I agree with the Judge that there was a bulk sale. But, with respect, I’m not sure I agree with the Judge that Petitioner did not prove the fair market value of the assets transferred was nil. The purchase price was found by the Judge to have been zero. It appeared to me from the facts found that MBP and Petitioner were unrelated parties acting at “arm’s length.” Given those facts alone the Judge could have determined that the value of assets acquired was what was paid for the assets. But the required standard of proof is “clear and convincing evidence,” and the Judge, who was privy to all of the facts, was clearly not convinced.

Order:

Matter of Volman (ALJ Law, May 2, 2024); Div’s Rep. Aliza Chase, Esq.; Pet’s Rep. Michael Tremonte, Esq.; Articles 28 and 29/Timy (Zoe Peppas).

Per usual, the question of whether the taxpayer filed a timely request for a conciliation conference at BCMS hinges on whether the Division met its burden of demonstrating proper mailing of the notices to Petitioner. Here, notices of estimated determination were dated as sent to Petitioner on April 14, 2022. Petitioner filed a request for BCMS conciliation conference on January 13, 2023. BCMS dismissed the request as untimely.

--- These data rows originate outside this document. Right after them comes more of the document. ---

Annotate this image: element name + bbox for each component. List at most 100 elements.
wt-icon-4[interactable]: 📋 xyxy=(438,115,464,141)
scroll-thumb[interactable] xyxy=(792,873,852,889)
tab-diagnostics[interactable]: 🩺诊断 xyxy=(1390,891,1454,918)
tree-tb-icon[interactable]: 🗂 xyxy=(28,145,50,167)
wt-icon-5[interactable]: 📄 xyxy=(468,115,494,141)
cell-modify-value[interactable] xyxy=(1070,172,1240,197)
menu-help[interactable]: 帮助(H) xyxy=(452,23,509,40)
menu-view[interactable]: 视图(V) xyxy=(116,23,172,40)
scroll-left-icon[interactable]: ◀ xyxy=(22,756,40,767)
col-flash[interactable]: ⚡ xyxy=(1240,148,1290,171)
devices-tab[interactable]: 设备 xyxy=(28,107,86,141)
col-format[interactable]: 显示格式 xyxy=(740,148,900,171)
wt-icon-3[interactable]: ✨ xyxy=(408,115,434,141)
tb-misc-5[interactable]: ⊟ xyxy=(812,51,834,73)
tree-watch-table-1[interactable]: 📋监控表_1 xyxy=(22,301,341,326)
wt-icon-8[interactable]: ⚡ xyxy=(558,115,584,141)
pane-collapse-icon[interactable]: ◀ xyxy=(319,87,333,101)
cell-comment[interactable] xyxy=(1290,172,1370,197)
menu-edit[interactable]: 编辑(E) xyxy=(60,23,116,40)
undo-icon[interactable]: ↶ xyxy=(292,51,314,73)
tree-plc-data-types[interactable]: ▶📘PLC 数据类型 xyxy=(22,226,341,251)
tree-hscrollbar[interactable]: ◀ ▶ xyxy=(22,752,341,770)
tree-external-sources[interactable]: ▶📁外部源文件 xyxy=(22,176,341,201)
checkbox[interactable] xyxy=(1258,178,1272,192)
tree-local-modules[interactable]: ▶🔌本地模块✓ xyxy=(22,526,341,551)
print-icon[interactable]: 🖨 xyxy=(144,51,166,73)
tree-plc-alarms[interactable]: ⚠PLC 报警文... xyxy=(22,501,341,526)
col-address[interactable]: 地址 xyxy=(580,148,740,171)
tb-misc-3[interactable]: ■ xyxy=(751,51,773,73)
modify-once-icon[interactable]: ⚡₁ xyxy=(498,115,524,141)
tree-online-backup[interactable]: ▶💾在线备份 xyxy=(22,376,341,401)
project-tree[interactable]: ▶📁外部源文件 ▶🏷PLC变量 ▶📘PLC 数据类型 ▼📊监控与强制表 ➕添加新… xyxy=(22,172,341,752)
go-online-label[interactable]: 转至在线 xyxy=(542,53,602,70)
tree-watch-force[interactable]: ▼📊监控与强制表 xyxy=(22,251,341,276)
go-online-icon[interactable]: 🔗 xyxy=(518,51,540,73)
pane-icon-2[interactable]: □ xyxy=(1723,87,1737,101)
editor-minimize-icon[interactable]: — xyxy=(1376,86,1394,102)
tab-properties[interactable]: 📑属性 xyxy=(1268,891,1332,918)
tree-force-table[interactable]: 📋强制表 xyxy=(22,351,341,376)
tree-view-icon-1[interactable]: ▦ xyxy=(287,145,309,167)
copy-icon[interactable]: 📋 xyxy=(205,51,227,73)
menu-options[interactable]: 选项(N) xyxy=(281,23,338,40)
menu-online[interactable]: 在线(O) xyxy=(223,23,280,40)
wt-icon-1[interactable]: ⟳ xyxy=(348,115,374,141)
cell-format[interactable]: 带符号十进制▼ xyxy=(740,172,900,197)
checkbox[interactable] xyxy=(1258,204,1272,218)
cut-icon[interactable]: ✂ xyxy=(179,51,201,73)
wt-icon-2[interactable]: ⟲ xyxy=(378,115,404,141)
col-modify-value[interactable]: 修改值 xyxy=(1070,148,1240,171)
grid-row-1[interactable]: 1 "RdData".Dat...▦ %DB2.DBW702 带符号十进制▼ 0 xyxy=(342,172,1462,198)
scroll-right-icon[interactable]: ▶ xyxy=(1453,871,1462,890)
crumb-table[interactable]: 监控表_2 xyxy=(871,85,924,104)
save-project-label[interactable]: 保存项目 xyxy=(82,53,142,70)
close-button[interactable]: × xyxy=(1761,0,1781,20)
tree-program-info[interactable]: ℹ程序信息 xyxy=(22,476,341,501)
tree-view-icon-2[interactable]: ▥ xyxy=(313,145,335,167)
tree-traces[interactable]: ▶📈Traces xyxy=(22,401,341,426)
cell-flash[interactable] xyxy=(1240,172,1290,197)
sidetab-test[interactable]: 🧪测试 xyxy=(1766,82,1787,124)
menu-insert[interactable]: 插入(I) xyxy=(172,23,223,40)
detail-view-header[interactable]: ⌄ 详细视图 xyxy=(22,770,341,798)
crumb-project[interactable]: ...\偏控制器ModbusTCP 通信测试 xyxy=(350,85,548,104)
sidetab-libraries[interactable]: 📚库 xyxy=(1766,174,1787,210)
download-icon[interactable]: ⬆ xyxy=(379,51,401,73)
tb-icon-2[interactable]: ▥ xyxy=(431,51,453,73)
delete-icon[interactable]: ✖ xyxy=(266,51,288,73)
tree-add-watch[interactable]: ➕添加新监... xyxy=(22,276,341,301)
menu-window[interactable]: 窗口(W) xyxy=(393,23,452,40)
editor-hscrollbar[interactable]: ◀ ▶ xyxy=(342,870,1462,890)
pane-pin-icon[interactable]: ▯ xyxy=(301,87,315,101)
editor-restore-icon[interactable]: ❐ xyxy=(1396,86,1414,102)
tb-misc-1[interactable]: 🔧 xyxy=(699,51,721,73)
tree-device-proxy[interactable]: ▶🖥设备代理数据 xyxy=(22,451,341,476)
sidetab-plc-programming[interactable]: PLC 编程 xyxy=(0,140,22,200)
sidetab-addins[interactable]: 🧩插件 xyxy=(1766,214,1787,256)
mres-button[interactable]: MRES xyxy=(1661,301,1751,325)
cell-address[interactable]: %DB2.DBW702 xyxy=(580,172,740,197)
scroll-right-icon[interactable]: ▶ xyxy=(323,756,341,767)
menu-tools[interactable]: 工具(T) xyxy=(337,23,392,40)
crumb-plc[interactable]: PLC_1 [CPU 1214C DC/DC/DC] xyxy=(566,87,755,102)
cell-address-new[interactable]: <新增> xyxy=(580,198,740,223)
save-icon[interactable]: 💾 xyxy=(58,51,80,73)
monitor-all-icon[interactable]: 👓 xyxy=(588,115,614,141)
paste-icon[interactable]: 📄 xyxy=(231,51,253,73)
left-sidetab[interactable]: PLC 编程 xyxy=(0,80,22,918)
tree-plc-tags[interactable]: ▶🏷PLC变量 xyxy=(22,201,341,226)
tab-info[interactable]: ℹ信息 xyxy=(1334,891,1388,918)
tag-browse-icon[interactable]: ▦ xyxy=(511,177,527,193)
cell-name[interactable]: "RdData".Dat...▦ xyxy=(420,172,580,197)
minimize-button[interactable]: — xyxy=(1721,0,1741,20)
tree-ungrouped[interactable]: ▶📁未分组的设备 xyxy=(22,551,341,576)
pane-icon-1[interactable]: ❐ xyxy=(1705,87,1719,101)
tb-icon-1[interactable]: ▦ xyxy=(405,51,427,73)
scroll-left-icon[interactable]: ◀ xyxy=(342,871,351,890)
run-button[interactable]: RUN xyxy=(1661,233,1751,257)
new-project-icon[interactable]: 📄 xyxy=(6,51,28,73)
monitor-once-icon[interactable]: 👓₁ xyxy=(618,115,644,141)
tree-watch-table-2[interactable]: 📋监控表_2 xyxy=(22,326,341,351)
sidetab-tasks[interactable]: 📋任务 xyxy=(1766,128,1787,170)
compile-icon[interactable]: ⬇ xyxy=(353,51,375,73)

“To meet its burden, the Division must show proof of a standard mailing procedure and that such procedure was followed in the particular instance in question.” In this matter, the Division offered a CMR that was properly completed, along with two affidavits attempting to show the proper mailing procedure was followed. However, one affidavit “unequivocally reference[d] and relie[d] upon” the other, even though it was dated and signed after the affidavit on which it claimed to rely. This is like one of those Marvel-movie time-travel paradoxes: if a grandson affidavit goes back in time and kills its grandfather affidavit, how could the grandson affidavit ever be born to go back in time to kill the grandfather affidavit? “Given the discrepancy in dates,” the Judge found (without any reference to time-travel paradoxes) the affidavits could be accorded no weight. Since the Division failed to offer sufficient proof establishing the statutory notices were mailed to Petitioner on April 14, 2022, the Division’s motion for summary determination was denied and a hearing was to be scheduled.

DISCLAIMER: Because of the generality of this update, the information provided herein may not be applicable in all situations and should not be acted upon without specific legal advice based on particular situations.